In 1896, a German article was published disclosing that one thousand and three hundred severed hands of the Congolese people had been discovered in a single day (pg. 226). Additionally, according to a Swedish Force Publique officer, five hundred and twenty-seven Africans in a single village died within four months of the rubber boom (pg. 227). The villages were burnt and natives massacred ruthlessly, and the phrase “exterminate all the brutes” was coined (pg. 229). The news of Europeans burning and looting native villages spread like wildfire, and thousands of people fleed in fear for their livelihoods.Consequently, food became scarce. It was estimated that about forty thousand people were sleeping in forests without shelter or any sources of food (pg. 229). Smallpox and sleeping sickness claimed more lives than any bullets, with the latter killing more than half a million Congolese people in 1901. Lastly, when men were forced to leave their homes in search of rubber, and women were starved and held as hostages, the number of children born significantly decreased, dropping by sixty percent (pg. 232). The decimation of the Congolese people provides clear evidence of ordinary men doing remarkably wicked acts with a lack of remorse and mercy.
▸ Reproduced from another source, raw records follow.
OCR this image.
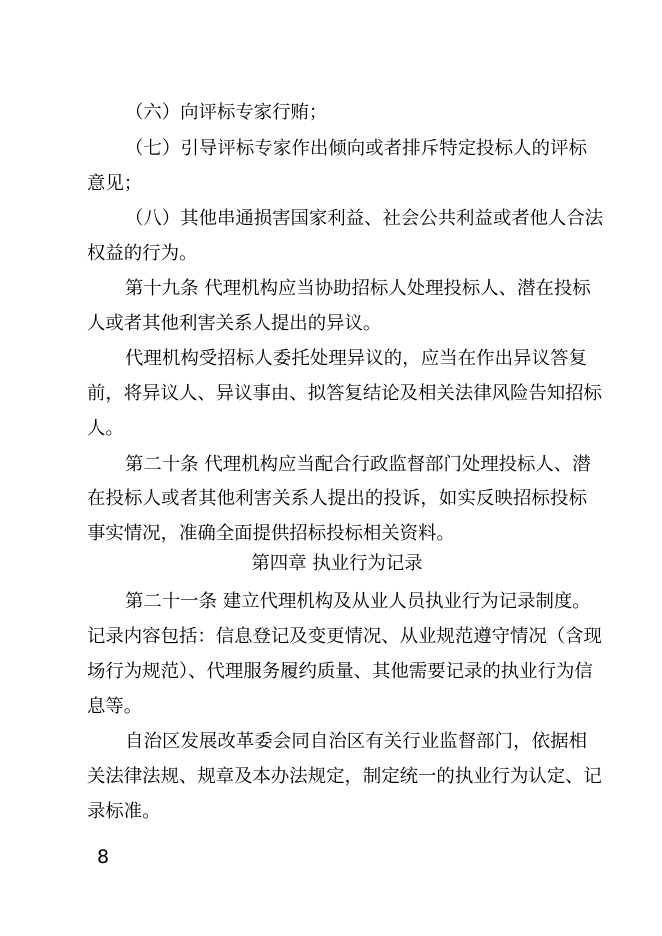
（六）向评标专家行贿；
（七）引导评标专家作出倾向或者排斥特定投标人的评标
意见；
（八）其他串通损害国家利益、社会公共利益或者他人合法
权益的行为。
第十九条 代理机构应当协助招标人处理投标人、潜在投标
人或者其他利害关系人提出的异议。
代理机构受招标人委托处理异议的，应当在作出异议答复
前，将异议人、异议事由、拟答复结论及相关法律风险告知招标
人。
第二十条 代理机构应当配合行政监督部门处理投标人、潜
在投标人或者其他利害关系人提出的投诉，如实反映招标投标
事实情况，准确全面提供招标投标相关资料。
第四章 执业行为记录
第二十一条 建立代理机构及从业人员执业行为记录制度。
记录内容包括：信息登记及变更情况、从业规范遵守情况（含现
场行为规范）、代理服务履约质量、其他需要记录的执业行为信
息等。
自治区发展改革委会同自治区有关行业监督部门，依据相
关法律法规、规章及本办法规定，制定统一的执业行为认定、记
录标准。
8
To conclude, under the Belgian King Leopold II’s reign of terror and bloodshed, the Congolese people endured suffering. Adam Hochschild accounts for ordinary man’s ability to do extraordinarily bad things while in the Congo using manipulation and fear to force the Congolese people into submission and loyalty. The tragic events of the Congo were committed by ordinary people who made concious efforts to wreak devastation for economic and political motives.